Starting with the front end, AMD has made a few important improvements here. The branch predictor, a common target for improvements given the payoffs of correct predictions, has been further iterated upon for Zen 4. While still predicting 2 branches per cycle (the same as Zen 3), AMD has increased the L1 Branch Target Buffer (BTB) cache size by 50%, to 2 x 1.5k entries. And similarly, the L2 BTB has been increased to 2 x 7k entries (though this is just an ~8% capacity increase). The net result being that the branch predictor’s accuracy is improved by being able to look over a longer history of branch targets.

Meanwhile the branch predictor’s op cache has been more significantly improved. The op cache is not only 68% larger than before (now storing 6.75k ops), but it can now spit out up to 9 macro-ops per cycle, up from 6 on Zen 3. So in scenarios where the branch predictor is doing especially well at its job and the micro-op queue can consume additional instructions, it’s possible to get up to 50% more ops out of the op cache. Besides the performance improvement, this has a positive benefit to power efficiency since tapping cached ops requires a lot less power than decoding new ones.

With that said, the output of the micro-op queue itself has not changed. The final stage of the front-end can still only spit out 6 micro-ops per clock, so the improved op cache transfer rate is only particularly useful in scenarios where the micro-op queue would otherwise be running low on ops to dispatch.

Switching to the back-end of the Zen 4 execution pipeline, things are once again relatively unchanged. There are no pipeline or port changes to speak of; Zen 4 still can (only) schedule up to 10 Integer and 6 Floating Point operations per clock. Similarly, the fundamental floating point op latency rates remain unchanged as 3 cycles for FADD and FMUL, and 4 cycles for FMA.

Instead, AMD’s improvements to the back-end of Zen 4 have here too focused on larger caches and buffers. Of note, the retire queue/reorder buffer is 25% larger, and is now 320 instructions deep, giving the CPU a wider window of instructions to look through to extract performance via out-of-order execution. Similarly, the Integer and FP register files have been increased in size by about 20% each, to 224 registers and 192 registers respectively, in order to accommodate the larger number of instructions that are now in flight.

The only other notable change here is AVX-512 support, which we touched upon earlier. AVX execution takes place in AMD’s floating point ports, and as such, those have been beefed up to support the new instructions.
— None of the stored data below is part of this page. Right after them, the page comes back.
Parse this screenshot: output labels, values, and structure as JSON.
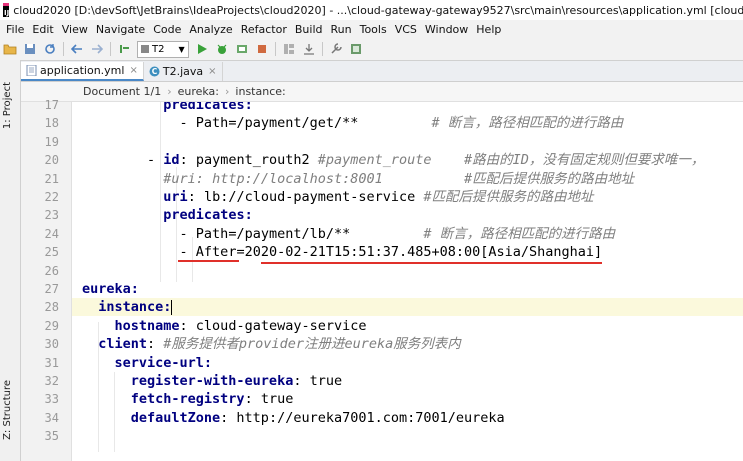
{
  "window": {
    "title": "cloud2020 [D:\\devSoft\\JetBrains\\IdeaProjects\\cloud2020] - ...\\cloud-gateway-gateway9527\\src\\main\\resources\\application.yml [cloud-gateway-gatew",
    "app_icon_text": "IJ"
  },
  "menu": [
    "File",
    "Edit",
    "View",
    "Navigate",
    "Code",
    "Analyze",
    "Refactor",
    "Build",
    "Run",
    "Tools",
    "VCS",
    "Window",
    "Help"
  ],
  "toolbar": {
    "run_config": "T2"
  },
  "sidebar": {
    "project_tab": "1: Project",
    "structure_tab": "Z: Structure"
  },
  "tabs": [
    {
      "label": "application.yml",
      "icon": "yml-file-icon",
      "active": true
    },
    {
      "label": "T2.java",
      "icon": "java-class-icon",
      "active": false
    }
  ],
  "breadcrumb": [
    "Document 1/1",
    "eureka:",
    "instance:"
  ],
  "editor": {
    "current_line": 28,
    "lines": [
      {
        "n": 17,
        "indent": 10,
        "segs": [
          {
            "t": "predicates:",
            "c": "key"
          }
        ]
      },
      {
        "n": 18,
        "indent": 12,
        "segs": [
          {
            "t": "- Path=/payment/get/**         ",
            "c": "str"
          },
          {
            "t": "# 断言，路径相匹配的进行路由",
            "c": "cm"
          }
        ]
      },
      {
        "n": 19,
        "indent": 0,
        "segs": []
      },
      {
        "n": 20,
        "indent": 8,
        "segs": [
          {
            "t": "- ",
            "c": "str"
          },
          {
            "t": "id",
            "c": "key"
          },
          {
            "t": ": payment_routh2 ",
            "c": "str"
          },
          {
            "t": "#payment_route    #路由的ID，没有固定规则但要求唯一，",
            "c": "cm"
          }
        ]
      },
      {
        "n": 21,
        "indent": 10,
        "segs": [
          {
            "t": "#uri: http://localhost:8001          #匹配后提供服务的路由地址",
            "c": "cm"
          }
        ]
      },
      {
        "n": 22,
        "indent": 10,
        "segs": [
          {
            "t": "uri",
            "c": "key"
          },
          {
            "t": ": lb://cloud-payment-service ",
            "c": "str"
          },
          {
            "t": "#匹配后提供服务的路由地址",
            "c": "cm"
          }
        ]
      },
      {
        "n": 23,
        "indent": 10,
        "segs": [
          {
            "t": "predicates:",
            "c": "key"
          }
        ]
      },
      {
        "n": 24,
        "indent": 12,
        "segs": [
          {
            "t": "- Path=/payment/lb/**         ",
            "c": "str"
          },
          {
            "t": "# 断言，路径相匹配的进行路由",
            "c": "cm"
          }
        ]
      },
      {
        "n": 25,
        "indent": 12,
        "segs": [
          {
            "t": "- After=2020-02-21T15:51:37.485+08:00[Asia/Shanghai]",
            "c": "str"
          }
        ]
      },
      {
        "n": 26,
        "indent": 0,
        "segs": []
      },
      {
        "n": 27,
        "indent": 0,
        "segs": [
          {
            "t": "eureka:",
            "c": "key"
          }
        ]
      },
      {
        "n": 28,
        "indent": 2,
        "segs": [
          {
            "t": "instance:",
            "c": "key"
          }
        ]
      },
      {
        "n": 29,
        "indent": 4,
        "segs": [
          {
            "t": "hostname",
            "c": "key"
          },
          {
            "t": ": cloud-gateway-service",
            "c": "str"
          }
        ]
      },
      {
        "n": 30,
        "indent": 2,
        "segs": [
          {
            "t": "client",
            "c": "key"
          },
          {
            "t": ": ",
            "c": "str"
          },
          {
            "t": "#服务提供者provider注册进eureka服务列表内",
            "c": "cm"
          }
        ]
      },
      {
        "n": 31,
        "indent": 4,
        "segs": [
          {
            "t": "service-url:",
            "c": "key"
          }
        ]
      },
      {
        "n": 32,
        "indent": 6,
        "segs": [
          {
            "t": "register-with-eureka",
            "c": "key"
          },
          {
            "t": ": true",
            "c": "str"
          }
        ]
      },
      {
        "n": 33,
        "indent": 6,
        "segs": [
          {
            "t": "fetch-registry",
            "c": "key"
          },
          {
            "t": ": true",
            "c": "str"
          }
        ]
      },
      {
        "n": 34,
        "indent": 6,
        "segs": [
          {
            "t": "defaultZone",
            "c": "key"
          },
          {
            "t": ": http://eureka7001.com:7001/eureka",
            "c": "str"
          }
        ]
      },
      {
        "n": 35,
        "indent": 0,
        "segs": []
      }
    ]
  }
}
Moving on, the load/store units within each CPU core have also been given a buffer enlargement. The load queue is 22% deeper, now storing 88 loads. And according to AMD, they’ve made some unspecified changes to reduce port conflicts with their L1 data cache. Otherwise the load/store throughput remains unchanged at 3 loads and 2 stores per cycle.

Finally, let’s talk about AMD’s L2 cache. As previously disclosed by the company, the Zen 4 architecture is doubling the size of the L2 cache on each CPU core, taking it from 512KB to a full 1MB. As with AMD’s lower-level buffer improvements, the larger L2 cache is designed to further improve performance/IPC by keeping more relevant data closer to the CPU cores, as opposed to ending up in the L3 cache, or worse, main memory. Beyond that, the L3 cache remains unchanged at 32MB for an 8 core CCX, functioning as a victim cache for each CPU core’s L2 cache.

All told, we aren’t seeing very many major changes in the Zen 4 execution pipeline, and that’s okay. Increasing cache and buffer sizes is another tried and true way to improve the performance of an architecture by keeping an existing design filled and working more often, and that’s what AMD has opted to do for Zen 4. Especially coming in conjunction with the jump from TSMC 7nm to 5nm and the resulting increase in transistor budget, this is good way to put those additional transistors to good use while AMD works on a more significant overhaul to the Zen architecture for Zen 5.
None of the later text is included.